Les Organisation non-gouvernementales (ONG) avaient pignon sur rue. Elles ont subi le même sort que ces projets et programmes. Le trafic des armes, de la drogue (Air cocaïne, en 2009), de cigarettes et de la contre bande de toutes natures ont fait le bonheur d’une race d’hommes politiques maliens et leurs complices dans l’impunité totale. Des marchés de gré à gré des centaines de millions sont attribués à qui l’on veut en violation des règes établies. Les dons sont détournés. Les pays sont dépossédés de leurs terres de cultures au profit des paysans de dimanche.

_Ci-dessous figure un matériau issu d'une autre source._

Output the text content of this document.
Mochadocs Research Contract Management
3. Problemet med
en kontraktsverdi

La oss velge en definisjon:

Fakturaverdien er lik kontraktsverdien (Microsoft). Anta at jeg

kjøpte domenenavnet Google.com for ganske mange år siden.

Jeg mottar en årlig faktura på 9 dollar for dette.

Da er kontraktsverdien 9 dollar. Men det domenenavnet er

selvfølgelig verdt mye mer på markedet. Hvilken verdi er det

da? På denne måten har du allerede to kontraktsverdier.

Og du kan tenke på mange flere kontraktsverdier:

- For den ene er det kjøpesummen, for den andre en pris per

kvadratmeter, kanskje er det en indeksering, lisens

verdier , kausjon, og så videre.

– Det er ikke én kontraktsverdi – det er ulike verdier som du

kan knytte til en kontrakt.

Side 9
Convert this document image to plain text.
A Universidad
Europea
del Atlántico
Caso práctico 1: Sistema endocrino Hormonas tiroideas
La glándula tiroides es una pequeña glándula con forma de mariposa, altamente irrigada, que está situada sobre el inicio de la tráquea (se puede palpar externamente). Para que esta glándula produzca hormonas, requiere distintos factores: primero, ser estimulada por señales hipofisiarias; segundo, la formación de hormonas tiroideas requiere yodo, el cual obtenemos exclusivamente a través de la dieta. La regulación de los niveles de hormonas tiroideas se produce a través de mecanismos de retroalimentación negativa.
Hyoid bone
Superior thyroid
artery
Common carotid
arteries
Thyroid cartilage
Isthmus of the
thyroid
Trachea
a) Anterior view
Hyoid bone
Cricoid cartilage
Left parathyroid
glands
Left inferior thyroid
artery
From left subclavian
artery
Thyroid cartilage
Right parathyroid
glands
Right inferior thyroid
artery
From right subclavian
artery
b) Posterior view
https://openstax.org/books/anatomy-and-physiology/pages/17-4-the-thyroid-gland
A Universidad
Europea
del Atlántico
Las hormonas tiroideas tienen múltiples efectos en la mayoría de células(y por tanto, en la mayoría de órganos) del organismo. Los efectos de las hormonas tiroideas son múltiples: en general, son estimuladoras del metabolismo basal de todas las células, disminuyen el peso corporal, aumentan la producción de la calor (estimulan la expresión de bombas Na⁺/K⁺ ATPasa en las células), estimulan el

Dans cette course effrénée à l’argent facile, chaque régime crée ses propres ‘‘opérateurs économiques’’ pour une véritable mainmise sur les richesses nationales. Ils bénéficient de tout: exonérations, autres facilités au détriment des vrais opérateurs économiques qui s’acquittent des impôts et taxes. Des sociétés écrans sont créées pour bénéficier des marchés de l’État. Ils sont actionnaires dans des sociétés de téléphonies mobiles, des agences de communications, des banques, des structures à sous de l’État (PMU-Mali). Ils ont délibérément liquidé des sociétés et entreprises de l’État pour leurs intérêts personnels (HUICOMA, chemin de fer…).
Ces affaires mafieuses ont toujours mis en cause des hommes politiques, élus ou nommés pour abréger la souffrance de leurs compatriotes. Ils sont au début, au milieu et à la fin de toutes les affaires de détournements de deniers publics, de corruption, de délinquance financière, de surfacturation. Ainsi, la démocratie à se servir a atteint ses limites objectives. Elle a montré toutes les couleurs au peuple malien. Elle a plutôt enrichi les hommes politiques et certains de leurs soutiens et produit des gens aux fortunes douteuses. Une nouvelle page doit s’ouvrir pour les Maliens qui aspirent au changement, depuis le 26 mars 1991. Et cet espoir est né avec le coup d’État du 18 août 2020 contre Ibrahim Boubacar Keïta (IBK) pour une réelle refondation de l’État malien.
À condition qu’un nouveau type de Malien soit au cœur de la refondation de l’État pour mettre en pratique le changement souhaité, depuis 1991, là où les pseudo-démocrates ont lamentablement échoué.